Il faut savoir qu’une jante parfaite, contrairement aux jantes aluminium
d’antan se rayonne en un tour de mains.

Nick James : « Aujourd’hui, rayonner une roue n’a plus rien à voir avec ce que l’on a connu. L’aluminium réagit nettement plus à la tension. Chaque rayon doit être tendu comme il faut, à l’identique de son voisin ! Une erreur, et la roue se fragilise entièrement. Une autre époque… »

Avec le carbone, tout va plus facilement. En revanche, les jantes sont plus cassantes. Alors, si pour Nick, cela paraît facile, ce n’est pas tout à fait le cas. Et puis, à Paris-Roubaix ou sur le Tour des Flandres, lorsque les mécanos montent vos roues sur les vélos de ces champions qui ne visent que la gagne, il faut être plutôt sûr de son travail…

Les patins de marque, juste du business ?
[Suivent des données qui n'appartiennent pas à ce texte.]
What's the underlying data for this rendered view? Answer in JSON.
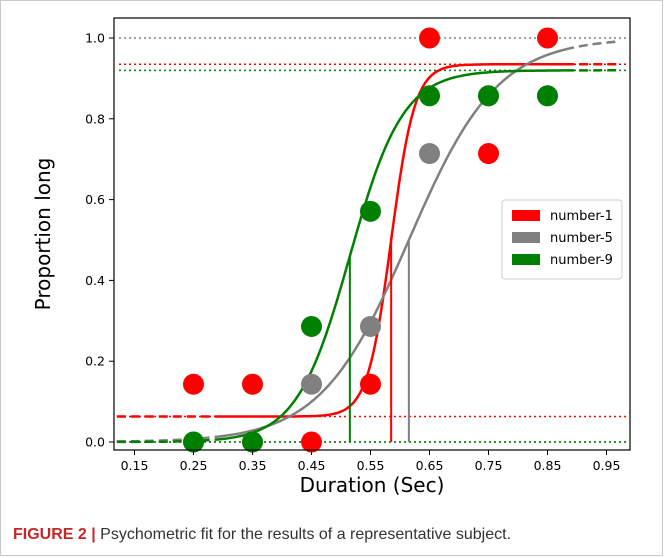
{
  "caption": {
    "figure_label": "FIGURE 2 |",
    "text": "Psychometric fit for the results of a representative subject."
  },
  "chart_data": {
    "type": "scatter",
    "xlabel": "Duration (Sec)",
    "ylabel": "Proportion long",
    "xlim": [
      0.1,
      1.0
    ],
    "ylim": [
      0.0,
      1.0
    ],
    "x_ticks": [
      "0.15",
      "0.25",
      "0.35",
      "0.45",
      "0.55",
      "0.65",
      "0.75",
      "0.85",
      "0.95"
    ],
    "y_ticks": [
      "0.0",
      "0.2",
      "0.4",
      "0.6",
      "0.8",
      "1.0"
    ],
    "legend_position": "right-center",
    "grid": false,
    "series": [
      {
        "name": "number-1",
        "color": "#ff0000",
        "points": [
          {
            "x": 0.25,
            "y": 0.143
          },
          {
            "x": 0.35,
            "y": 0.143
          },
          {
            "x": 0.45,
            "y": 0.0
          },
          {
            "x": 0.55,
            "y": 0.143
          },
          {
            "x": 0.65,
            "y": 1.0
          },
          {
            "x": 0.75,
            "y": 0.714
          },
          {
            "x": 0.85,
            "y": 1.0
          }
        ],
        "fit": {
          "guess_rate": 0.063,
          "lapse_upper": 0.935,
          "threshold": 0.585,
          "slope": 0.02
        },
        "upper_asymptote": 0.935,
        "lower_asymptote": 0.063
      },
      {
        "name": "number-5",
        "color": "#808080",
        "points": [
          {
            "x": 0.25,
            "y": 0.0
          },
          {
            "x": 0.35,
            "y": 0.0
          },
          {
            "x": 0.45,
            "y": 0.143
          },
          {
            "x": 0.55,
            "y": 0.286
          },
          {
            "x": 0.65,
            "y": 0.714
          },
          {
            "x": 0.75,
            "y": 0.857
          },
          {
            "x": 0.85,
            "y": 0.857
          }
        ],
        "fit": {
          "guess_rate": 0.0,
          "lapse_upper": 1.0,
          "threshold": 0.615,
          "slope": 0.075
        },
        "upper_asymptote": 1.0,
        "lower_asymptote": 0.0
      },
      {
        "name": "number-9",
        "color": "#008000",
        "points": [
          {
            "x": 0.25,
            "y": 0.0
          },
          {
            "x": 0.35,
            "y": 0.0
          },
          {
            "x": 0.45,
            "y": 0.286
          },
          {
            "x": 0.55,
            "y": 0.571
          },
          {
            "x": 0.65,
            "y": 0.857
          },
          {
            "x": 0.75,
            "y": 0.857
          },
          {
            "x": 0.85,
            "y": 0.857
          }
        ],
        "fit": {
          "guess_rate": 0.0,
          "lapse_upper": 0.92,
          "threshold": 0.515,
          "slope": 0.045
        },
        "upper_asymptote": 0.92,
        "lower_asymptote": 0.0
      }
    ]
  }
}
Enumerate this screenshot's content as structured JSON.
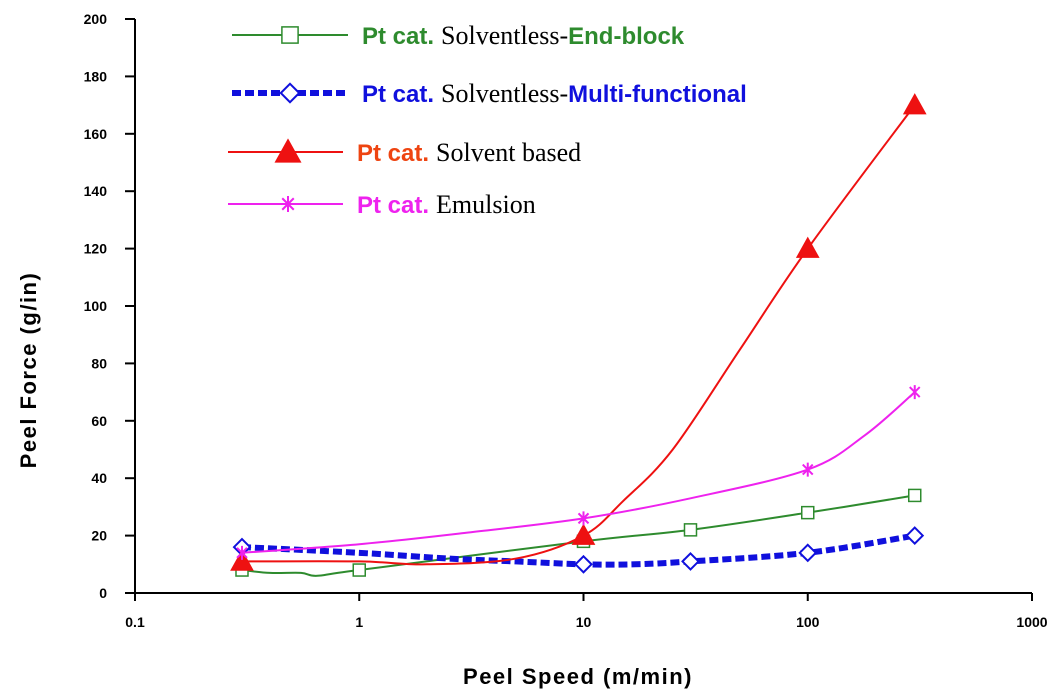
{
  "chart_data": {
    "type": "line",
    "xlabel": "Peel Speed (m/min)",
    "ylabel": "Peel Force (g/in)",
    "xscale": "log",
    "xlim": [
      0.1,
      1000
    ],
    "ylim": [
      0,
      200
    ],
    "x_ticks": [
      "0.1",
      "1",
      "10",
      "100",
      "1000"
    ],
    "y_ticks": [
      "0",
      "20",
      "40",
      "60",
      "80",
      "100",
      "120",
      "140",
      "160",
      "180",
      "200"
    ],
    "grid": false,
    "legend_position": "top-left",
    "series": [
      {
        "prefix": "Pt cat.",
        "label": "Solventless-",
        "suffix": "End-block",
        "color": "#2e8b2e",
        "prefix_color": "#2e8b2e",
        "suffix_color": "#2e8b2e",
        "marker": "open-square",
        "line_style": "solid",
        "x": [
          0.3,
          0.4,
          0.55,
          0.65,
          1,
          10,
          30,
          100,
          300
        ],
        "y": [
          8,
          7,
          7,
          6,
          8,
          18,
          22,
          28,
          34
        ],
        "marked": [
          0,
          4,
          5,
          6,
          7,
          8
        ],
        "legend_marker_mid": true
      },
      {
        "prefix": "Pt cat.",
        "label": "Solventless-",
        "suffix": "Multi-functional",
        "color": "#1010dd",
        "prefix_color": "#1010dd",
        "suffix_color": "#1010dd",
        "marker": "open-diamond",
        "line_style": "dotted-thick",
        "x": [
          0.3,
          1,
          2.5,
          5,
          10,
          17,
          30,
          100,
          300
        ],
        "y": [
          16,
          14,
          12,
          11,
          10,
          10,
          11,
          14,
          20
        ],
        "marked": [
          0,
          4,
          6,
          7,
          8
        ],
        "legend_marker_mid": true
      },
      {
        "prefix": "Pt cat.",
        "label": "Solvent based",
        "suffix": "",
        "color": "#ee1111",
        "prefix_color": "#ee4411",
        "suffix_color": "#ee1111",
        "marker": "filled-triangle",
        "line_style": "solid",
        "x": [
          0.3,
          1,
          2,
          5,
          10,
          15,
          25,
          50,
          100,
          300
        ],
        "y": [
          11,
          11,
          10,
          12,
          20,
          32,
          50,
          85,
          120,
          170
        ],
        "marked": [
          0,
          4,
          8,
          9
        ],
        "legend_marker_mid": false
      },
      {
        "prefix": "Pt cat.",
        "label": "Emulsion",
        "suffix": "",
        "color": "#ee22ee",
        "prefix_color": "#ee22ee",
        "suffix_color": "#ee22ee",
        "marker": "star",
        "line_style": "solid",
        "x": [
          0.3,
          1,
          3,
          10,
          30,
          100,
          180,
          300
        ],
        "y": [
          14,
          17,
          21,
          26,
          33,
          43,
          55,
          70
        ],
        "marked": [
          0,
          3,
          5,
          7
        ],
        "legend_marker_mid": false
      }
    ]
  }
}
Bonne question ! Depuis quelques années, plus une paire de roues haut de gamme carbone n’est vendue sans ses patins. Souvent sans marque, d’ailleurs. La raison n’est pas commerciale, elle tient dans la volonté qu’ont les fabricants d’éviter tout accident et surtout d’éviter que les assurances, encore elles, ne viennent accuser Pierre, Paul ou Jacques afin d’éviter de payer. Techniquement, les patins de haut de gamme se valent. Ce qui fait la différence, c’est leur point de chauffe. Il faut qu’il soit parfaitement lié à celui de la résine de la jante, pour une efficacité maximale. Il faut donc que les deux chauffent de concert. Donc, si vous achetez des patins au top, mais dont la température idéale de fonctionnement n’est pas adaptée, ce n’est pas bon.

Seul petit problème, personne n’est capable et/ou personne n’indique ces informations sur les patins !

Résultat, mieux vaut acheter des patins de la marque en question, même s’ils proviennent forcément de chez les grands fabricants de patins connus et reconnus.